Corría, corría sin saber quién era. ¡Qué horror! ¡Para toda la vida, qué horror! Luego, una mujer me recogió. Siempre la llamé mamá, y hasta hoy sigue siéndolo. Después de la guerra, su esposo regresó y se convirtió en el mejor padre del mundo. De mi origen, solo me queda el nombre. Mi familia biológica, seguramente, murió bajo las bombas. Mi madre… y Carmencita…

No se dio cuenta de que Clara se había quedado inmóvil. La miraba con los ojos abiertos de par en par, profundamente azules.

— María Antonia… ¿tiene un lunar en el hombro derecho con forma de hoja?

María Antonia se atragantó con el café. La gata la miraba fijamente, como si supiera.

— ¿Cómo lo sabes, cariño?

— Mi abuela tiene uno igual — susurró Clara. — Se llama Carmen. Todavía llora cuando recuerda a su hermana gemela, Marianita. Desapareció durante un bombardeo, durante la evacuación. Cuando los fascistas cortaron el camino, tuvieron que volver a casa y vivir la ocupación. Pero Marianita nunca regresó. La buscaron por todas partes, sin éxito…

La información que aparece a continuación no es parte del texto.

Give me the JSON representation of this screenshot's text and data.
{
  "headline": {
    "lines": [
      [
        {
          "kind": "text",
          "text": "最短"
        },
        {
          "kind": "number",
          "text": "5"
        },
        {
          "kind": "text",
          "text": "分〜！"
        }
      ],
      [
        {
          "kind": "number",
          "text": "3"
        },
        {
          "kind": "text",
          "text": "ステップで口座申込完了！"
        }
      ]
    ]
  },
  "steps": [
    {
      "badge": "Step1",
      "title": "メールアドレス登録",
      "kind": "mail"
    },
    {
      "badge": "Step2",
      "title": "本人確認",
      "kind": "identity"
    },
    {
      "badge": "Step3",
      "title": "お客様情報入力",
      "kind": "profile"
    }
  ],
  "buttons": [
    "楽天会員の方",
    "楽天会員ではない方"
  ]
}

Desde esa mañana, María Antonia no encontraba paz. Iba de la ventana a la puerta, esperando… esperando algo. La gatita gris y rayada no se alejaba de ella ni un segundo, mirándola con ansiedad.

— Tranquila, Margarita… estoy bien — le decía con ternura. — Es solo que mi corazón late muy fuerte…

Finalmente, sonó el timbre. María Antonia, nerviosa, abrió la puerta.

Dos mujeres mayores se miraron en silencio, inmóviles, con los ojos llenos de esperanza. Era como si se vieran reflejadas: los ojos azules no habían perdido su brillo, los rizos grises se reconocían, y las arrugas en las comisuras de los labios hablaban de la misma melancolía.

Finalmente, la visitante sonrió, dio un paso al frente y la abrazó con fuerza:

— ¡Hola, Marianita!

Y en la puerta, entre lágrimas de felicidad, estaba su verdadera familia.